However, for the young Frenchman, the first leg of the Copa del Rey semi-final against Barcelona this season was his watershed moment at the Spanish champions. The teenager was paired with Carvalho at centre-back but far outshone his more experienced partner; it was a wonderful defensive display from a youngster who looked like a seasoned veteran.

Maybe it would have been seen as a fairly hefty price to pay for a teenager out of Ligue 1. Real Madrid, however, took the initiative when others wouldn’t and parted with the 10 million euros for Varane’s services. The summer of 2011 was also the window where Manchester United paid Blackburn Rovers £16million for Phil Jones, and who had completed the signing of Chris Smalling from Fulham in January of 2010 for just under £10million. Both defenders, at the time either still a teen or having just left his teenage years, more than warranted another club spending heavily for Varane.

What you have in Raphael Varane is a player who has always looked promising but really needed a good run in the team to solidify his place as one of the best rising stars on the continent. Dropping in and out of the starting XI is always good for the player’s development, but you don’t get many baptisms of fire quite like the Clasico against Barcelona.

Pepe was out injured and Ramos was completing his final game of a five-game suspension; you could forgive Jose Mourinho for feeling a little uneasy with his back line, which featured Michael Essien at right-back and Alvaro Arbeloa on the left. But here was a youngster who displayed the pace of a natural athlete to keep up with even Lionel Messi. His tackle to deny Cesc Fabregas was arguably one of the finest, if not the finest tackle you’ll see all season. Varane showed power, confidence, an unwavering desire to prove that he was good enough for Mourinho to look at when he was short of numbers. Varane’s equaliser with less than 10 minutes left of the 90 was the perfect way to sum up a perfect game.

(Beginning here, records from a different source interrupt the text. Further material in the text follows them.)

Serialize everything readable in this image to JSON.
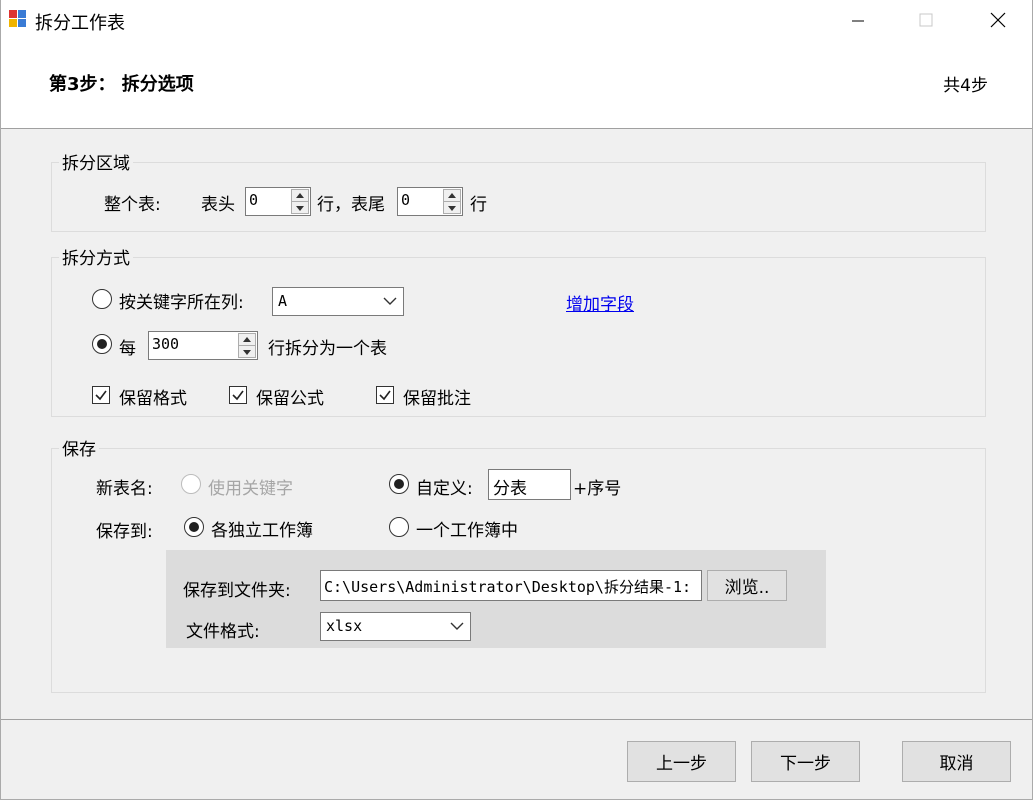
{
  "window": {
    "title": "拆分工作表",
    "minimize_glyph": "—",
    "close_glyph": "✕"
  },
  "header": {
    "step_title": "第3步： 拆分选项",
    "step_count": "共4步"
  },
  "split_range": {
    "legend": "拆分区域",
    "whole_sheet_label": "整个表:",
    "header_label": "表头",
    "header_rows": "0",
    "rows_suffix_1": "行，表尾",
    "footer_rows": "0",
    "rows_suffix_2": "行"
  },
  "split_method": {
    "legend": "拆分方式",
    "by_key_column_label": "按关键字所在列:",
    "by_key_column_checked": false,
    "key_column_value": "A",
    "add_field_link": "增加字段",
    "every_label": "每",
    "every_checked": true,
    "rows_per_sheet": "300",
    "rows_per_sheet_suffix": "行拆分为一个表",
    "keep_format_label": "保留格式",
    "keep_format_checked": true,
    "keep_formula_label": "保留公式",
    "keep_formula_checked": true,
    "keep_comment_label": "保留批注",
    "keep_comment_checked": true
  },
  "save": {
    "legend": "保存",
    "new_sheet_name_label": "新表名:",
    "use_keyword_label": "使用关键字",
    "custom_label": "自定义:",
    "custom_checked": true,
    "custom_value": "分表",
    "serial_suffix": "+序号",
    "save_to_label": "保存到:",
    "separate_workbooks_label": "各独立工作簿",
    "separate_workbooks_checked": true,
    "one_workbook_label": "一个工作簿中",
    "one_workbook_checked": false,
    "folder_label": "保存到文件夹:",
    "folder_value": "C:\\Users\\Administrator\\Desktop\\拆分结果-1:",
    "browse_label": "浏览..",
    "file_format_label": "文件格式:",
    "file_format_value": "xlsx"
  },
  "footer": {
    "prev_label": "上一步",
    "next_label": "下一步",
    "cancel_label": "取消"
  },
  "colors": {
    "link": "#0000ee",
    "window_bg": "#f0f0f0",
    "panel_bg": "#dcdcdc"
  }
}
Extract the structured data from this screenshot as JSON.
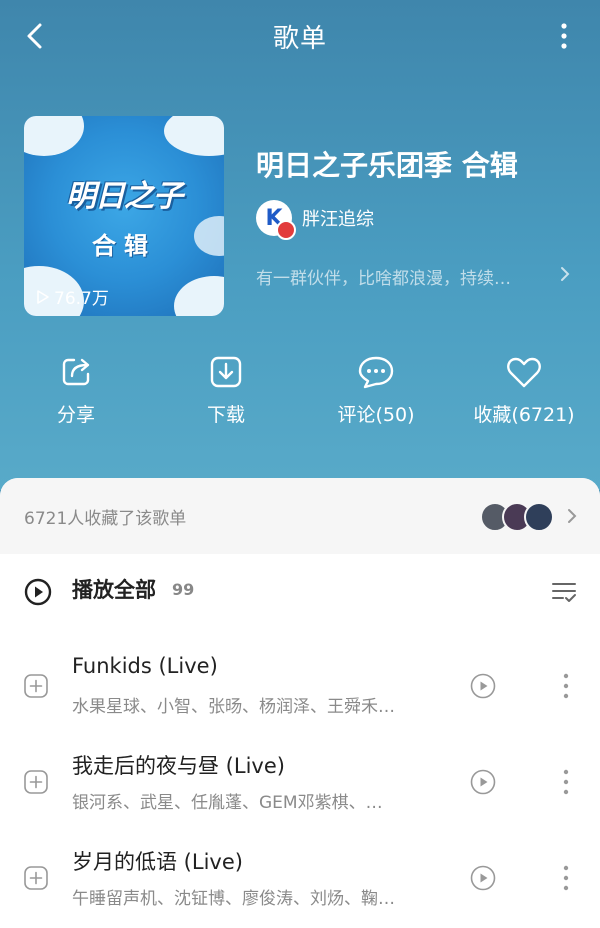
{
  "header": {
    "title": "歌单"
  },
  "playlist": {
    "name": "明日之子乐团季 合辑",
    "cover_logo": "明日之子",
    "cover_subtitle": "合辑",
    "plays": "76.7万",
    "creator": "胖汪追综",
    "creator_avatar_letter": "K",
    "description": "有一群伙伴，比啥都浪漫，持续…"
  },
  "actions": {
    "share": "分享",
    "download": "下载",
    "comment": "评论(50)",
    "favorite": "收藏(6721)"
  },
  "collectors": {
    "text": "6721人收藏了该歌单"
  },
  "play_all": {
    "label": "播放全部",
    "count": "99"
  },
  "songs": [
    {
      "title": "Funkids (Live)",
      "artists": "水果星球、小智、张旸、杨润泽、王舜禾…"
    },
    {
      "title": "我走后的夜与昼 (Live)",
      "artists": "银河系、武星、任胤蓬、GEM邓紫棋、…"
    },
    {
      "title": "岁月的低语 (Live)",
      "artists": "午睡留声机、沈钲博、廖俊涛、刘炀、鞠…"
    }
  ],
  "colors": {
    "hero_top": "#3f86ac",
    "hero_bottom": "#58aac9",
    "text_secondary": "#8a8a8a"
  }
}
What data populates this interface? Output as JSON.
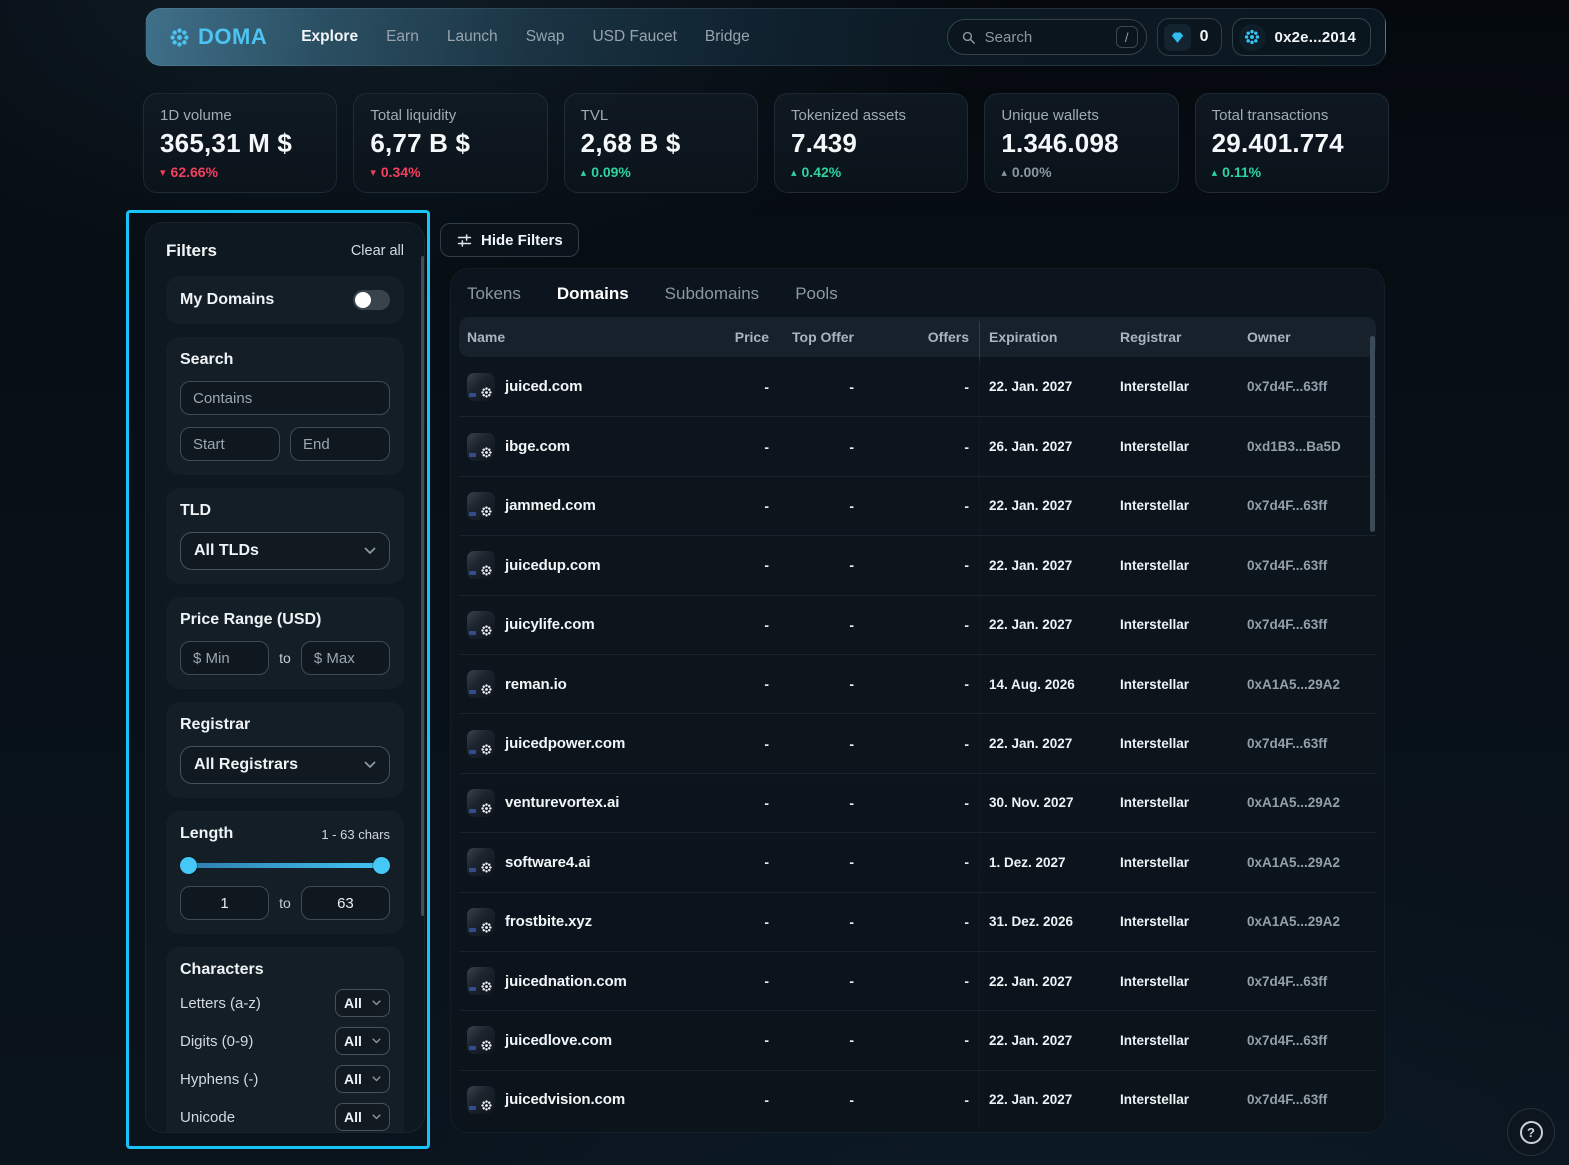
{
  "nav": {
    "brand": "DOMA",
    "items": [
      {
        "label": "Explore",
        "active": true
      },
      {
        "label": "Earn"
      },
      {
        "label": "Launch"
      },
      {
        "label": "Swap"
      },
      {
        "label": "USD Faucet"
      },
      {
        "label": "Bridge"
      }
    ],
    "search": {
      "placeholder": "Search",
      "shortcut": "/"
    },
    "gem_count": "0",
    "wallet_address": "0x2e...2014"
  },
  "stats": [
    {
      "label": "1D volume",
      "value": "365,31 M $",
      "arrow": "▾",
      "delta": "62.66%"
    },
    {
      "label": "Total liquidity",
      "value": "6,77 B $",
      "arrow": "▾",
      "delta": "0.34%"
    },
    {
      "label": "TVL",
      "value": "2,68 B $",
      "arrow": "▴",
      "delta": "0.09%"
    },
    {
      "label": "Tokenized assets",
      "value": "7.439",
      "arrow": "▴",
      "delta": "0.42%"
    },
    {
      "label": "Unique wallets",
      "value": "1.346.098",
      "arrow": "▴",
      "delta": "0.00%"
    },
    {
      "label": "Total transactions",
      "value": "29.401.774",
      "arrow": "▴",
      "delta": "0.11%"
    }
  ],
  "filters": {
    "title": "Filters",
    "clear_all": "Clear all",
    "my_domains": {
      "label": "My Domains",
      "enabled": false
    },
    "search": {
      "title": "Search",
      "contains_placeholder": "Contains",
      "start_placeholder": "Start",
      "end_placeholder": "End"
    },
    "tld": {
      "title": "TLD",
      "selected": "All TLDs"
    },
    "price_range": {
      "title": "Price Range (USD)",
      "min_placeholder": "$ Min",
      "to_label": "to",
      "max_placeholder": "$ Max"
    },
    "registrar": {
      "title": "Registrar",
      "selected": "All Registrars"
    },
    "length": {
      "title": "Length",
      "range_label": "1 - 63 chars",
      "min_value": "1",
      "to_label": "to",
      "max_value": "63"
    },
    "characters": {
      "title": "Characters",
      "rows": [
        {
          "label": "Letters (a-z)",
          "value": "All"
        },
        {
          "label": "Digits (0-9)",
          "value": "All"
        },
        {
          "label": "Hyphens (-)",
          "value": "All"
        },
        {
          "label": "Unicode",
          "value": "All"
        }
      ]
    }
  },
  "toolbar": {
    "hide_filters_label": "Hide Filters"
  },
  "tabs": [
    {
      "label": "Tokens"
    },
    {
      "label": "Domains",
      "active": true
    },
    {
      "label": "Subdomains"
    },
    {
      "label": "Pools"
    }
  ],
  "table": {
    "columns": [
      "Name",
      "Price",
      "Top Offer",
      "Offers",
      "Expiration",
      "Registrar",
      "Owner"
    ],
    "rows": [
      {
        "name": "juiced.com",
        "price": "-",
        "top_offer": "-",
        "offers": "-",
        "expiration": "22. Jan. 2027",
        "registrar": "Interstellar",
        "owner": "0x7d4F...63ff"
      },
      {
        "name": "ibge.com",
        "price": "-",
        "top_offer": "-",
        "offers": "-",
        "expiration": "26. Jan. 2027",
        "registrar": "Interstellar",
        "owner": "0xd1B3...Ba5D"
      },
      {
        "name": "jammed.com",
        "price": "-",
        "top_offer": "-",
        "offers": "-",
        "expiration": "22. Jan. 2027",
        "registrar": "Interstellar",
        "owner": "0x7d4F...63ff"
      },
      {
        "name": "juicedup.com",
        "price": "-",
        "top_offer": "-",
        "offers": "-",
        "expiration": "22. Jan. 2027",
        "registrar": "Interstellar",
        "owner": "0x7d4F...63ff"
      },
      {
        "name": "juicylife.com",
        "price": "-",
        "top_offer": "-",
        "offers": "-",
        "expiration": "22. Jan. 2027",
        "registrar": "Interstellar",
        "owner": "0x7d4F...63ff"
      },
      {
        "name": "reman.io",
        "price": "-",
        "top_offer": "-",
        "offers": "-",
        "expiration": "14. Aug. 2026",
        "registrar": "Interstellar",
        "owner": "0xA1A5...29A2"
      },
      {
        "name": "juicedpower.com",
        "price": "-",
        "top_offer": "-",
        "offers": "-",
        "expiration": "22. Jan. 2027",
        "registrar": "Interstellar",
        "owner": "0x7d4F...63ff"
      },
      {
        "name": "venturevortex.ai",
        "price": "-",
        "top_offer": "-",
        "offers": "-",
        "expiration": "30. Nov. 2027",
        "registrar": "Interstellar",
        "owner": "0xA1A5...29A2"
      },
      {
        "name": "software4.ai",
        "price": "-",
        "top_offer": "-",
        "offers": "-",
        "expiration": "1. Dez. 2027",
        "registrar": "Interstellar",
        "owner": "0xA1A5...29A2"
      },
      {
        "name": "frostbite.xyz",
        "price": "-",
        "top_offer": "-",
        "offers": "-",
        "expiration": "31. Dez. 2026",
        "registrar": "Interstellar",
        "owner": "0xA1A5...29A2"
      },
      {
        "name": "juicednation.com",
        "price": "-",
        "top_offer": "-",
        "offers": "-",
        "expiration": "22. Jan. 2027",
        "registrar": "Interstellar",
        "owner": "0x7d4F...63ff"
      },
      {
        "name": "juicedlove.com",
        "price": "-",
        "top_offer": "-",
        "offers": "-",
        "expiration": "22. Jan. 2027",
        "registrar": "Interstellar",
        "owner": "0x7d4F...63ff"
      },
      {
        "name": "juicedvision.com",
        "price": "-",
        "top_offer": "-",
        "offers": "-",
        "expiration": "22. Jan. 2027",
        "registrar": "Interstellar",
        "owner": "0x7d4F...63ff"
      }
    ]
  },
  "help": {
    "label": "?"
  },
  "colors": {
    "accent": "#38c3f5",
    "positive": "#2dd4a0",
    "negative": "#f43f5e",
    "neutral": "#8b97a1",
    "highlight": "#17c3f7"
  }
}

So you have to ask what that performance means for the youngster. What you have here is a player who was always building towards something like that. It wasn’t a fluke or something that was totally unexpected. It’s always been said for the past 18 months that Real Madrid needed another centre-back who was good enough to come in and offer similar contributions to that of the first-choice pairing. In Varane, and at only 19 years of age, Madrid have a sensational talent and one who is destined for the big time in near future.